How much do we know about ai?
The answer, when it comes to the big language models that companies like OpenAI, Google, and Meta have released over the past year: basically nothing.
These companies generally do not publish information about what data was used to train their models or what hardware they use to run them. There are no user manuals for ai systems, nor a list of everything these systems are capable of, or what kind of security tests have been performed on them. And although some ai models have been made open source (meaning their code is given away), the public still doesn’t know much about the creation process or what happens after they are released.
This week, Stanford researchers are introducing a scoring system that they hope will change all that.
The system, known as the Core Model Transparency Index, rates 10 major ai language models, sometimes called “core models,” based on their transparency.

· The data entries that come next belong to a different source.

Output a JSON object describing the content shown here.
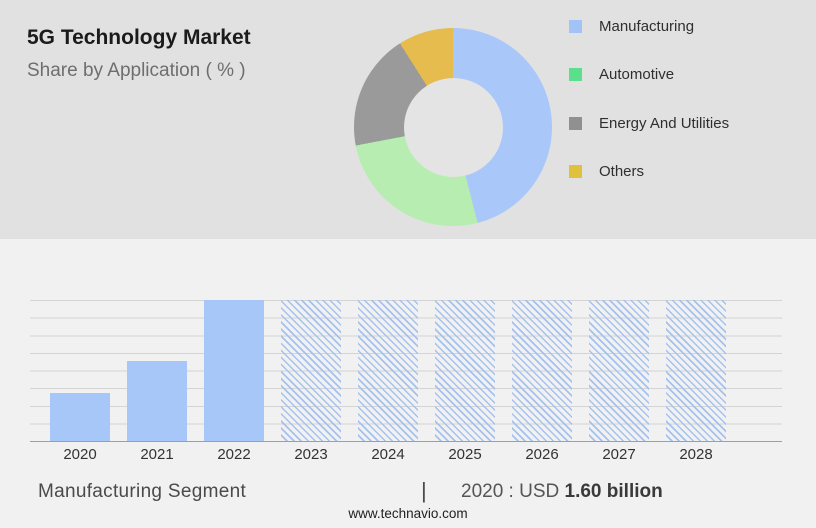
{
  "header": {
    "title": "5G Technology Market",
    "subtitle": "Share by Application ( % )"
  },
  "chart_data": [
    {
      "type": "pie",
      "title": "Share by Application ( % )",
      "donut": true,
      "labels": [
        "Manufacturing",
        "Automotive",
        "Energy And Utilities",
        "Others"
      ],
      "values": [
        46,
        26,
        19,
        9
      ],
      "unit": "%",
      "start_angle_deg": 0,
      "colors": [
        "#a9c7f8",
        "#b7edb1",
        "#9a9a9a",
        "#e6bc4e"
      ],
      "legend_colors": [
        "#a2c3f7",
        "#5cdf8a",
        "#8f9090",
        "#e0c13e"
      ],
      "legend_position": "right"
    },
    {
      "type": "bar",
      "categories": [
        "2020",
        "2021",
        "2022",
        "2023",
        "2024",
        "2025",
        "2026",
        "2027",
        "2028"
      ],
      "values_pct_of_max": [
        34,
        57,
        100,
        100,
        100,
        100,
        100,
        100,
        100
      ],
      "bar_styles": [
        "solid",
        "solid",
        "solid",
        "hatched",
        "hatched",
        "hatched",
        "hatched",
        "hatched",
        "hatched"
      ],
      "hatched_meaning": "forecast years",
      "known_points": [
        {
          "category": "2020",
          "value": "USD 1.60 billion"
        }
      ],
      "bar_color": "#a6c7f8",
      "hatch_color": "#a4c2ef",
      "grid": true,
      "gridline_count": 9,
      "xlabel": "",
      "ylabel": ""
    }
  ],
  "footer": {
    "segment_label": "Manufacturing Segment",
    "separator": "|",
    "value_prefix": "2020 : USD",
    "value_bold": "1.60 billion",
    "website": "www.technavio.com"
  }
}
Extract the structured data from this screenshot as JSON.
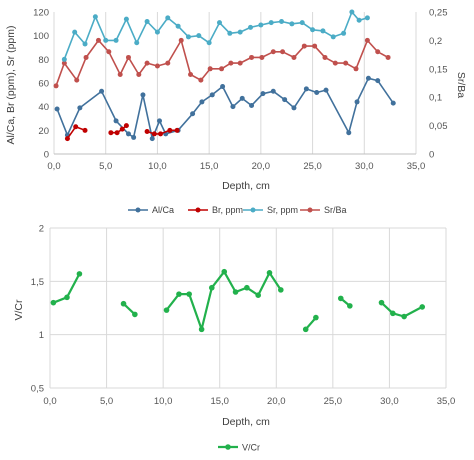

Included in the index are popular models such as OpenAI’s GPT-4 (which powers the paid version of ChatGPT), Google’s PaLM 2 (which powers Bard), and Meta’s LLaMA 2. It also includes lesser-known models like Amazon’s Titan and Inflection-ai from Inflection. 1, the model that powers the Pi chatbot.
To come up with the rankings, researchers evaluated each model based on 100 criteria, including whether its manufacturer disclosed the sources of its training data, information about the hardware it used, the labor involved in its training and other details. The ratings also include information about the labor and data used to produce the model itself, along with what researchers call “later indicators,” which have to do with how a model is used after it is released. (For example, a question asked is: “Does the developer disclose his or her protocols for storing, accessing, and sharing user data?”)
The most transparent model of the 10, according to the researchers, was the LLaMA 2, with a score of 53 percent. GPT-4 received the third highest transparency score, 47 percent. And PaLM 2 received only 37 percent.
Percy Liang, who directs Stanford’s Foundation Models Research Center, characterized the project as a necessary response to declining transparency in the ai industry. As money pours into ai and the biggest tech companies fight for dominance, he said, the recent trend among many companies has been to shroud themselves in secrecy.
“Three years ago, people were posting and divulging more details about their models,” Liang said. “Now there is no information about what these models are, how they are built and where they are used.”
Transparency is particularly important now, as models become more powerful and millions of people incorporate ai tools into their daily lives. Knowing more about how these systems work would give regulators, researchers and users a better understanding of what they are dealing with and allow them to ask better questions of the companies behind the models.
“There are some pretty momentous decisions being made about the construction of these models, which are not shared,” Mr. Liang said.
I usually hear one of three common responses from ai executives when I ask them why they don’t publicly share more information about their models.
The first is the trials. Several ai companies have already been sued by authors, artists and media companies, accusing them of illegally using copyrighted works to train their ai models. Until now, most lawsuits have targeted open source ai projects or projects that revealed detailed information about their models. (After all, it’s hard to sue a company for ingesting your art if you don’t know what artwork it ingested.) Lawyers for ai companies worry that the more they say about how their models are built, the more they open themselves up to costly and disruptive litigation.
The second common answer is competition. Most ai companies believe their models work because they have some kind of secret sauce: a high-quality data set that other companies don’t have, a tuning technique that produces better results, some optimization that gives them an advantage. If ai companies are forced to reveal these recipes, they argue, they are forced to hand over their hard-earned wisdom to their rivals, who can easily copy them.
The third answer I often hear is safety. Some ai experts have argued that the more information ai companies reveal about their models, the faster ai progress will accelerate, because each company will see what all its rivals are doing and immediately try to surpass them by building better, faster technology. bigger and faster. model. That will give society less time to regulate and slow down ai, these people say, which could put us all in danger if ai becomes too capable, too fast.
Stanford researchers don’t believe those explanations. They believe ai companies should be pressured to publish as much information as possible about powerful models, because users, researchers and regulators need to be aware of how these models work, what their limitations are, and how dangerous they can be.
“As the impact of this technology increases, transparency decreases,” said Rishi Bommasani, one of the researchers.
I agree. The basic models are too powerful to remain so opaque, and the more we know about these systems, the more we can understand the threats they may pose, the benefits they may generate, or how they might be regulated.
If ai executives are worried about lawsuits, perhaps they should fight for a fair use exemption that protects their ability to use copyrighted information to train their models, rather than hiding the evidence. If they are concerned about revealing trade secrets to rivals, they can reveal other types of information or protect their ideas with patents. And if you’re worried about starting an ai arms race… well, aren’t we already in one?
We can’t have an ai revolution in the dark. We need to see inside the black boxes of ai, if we want to let it transform our lives.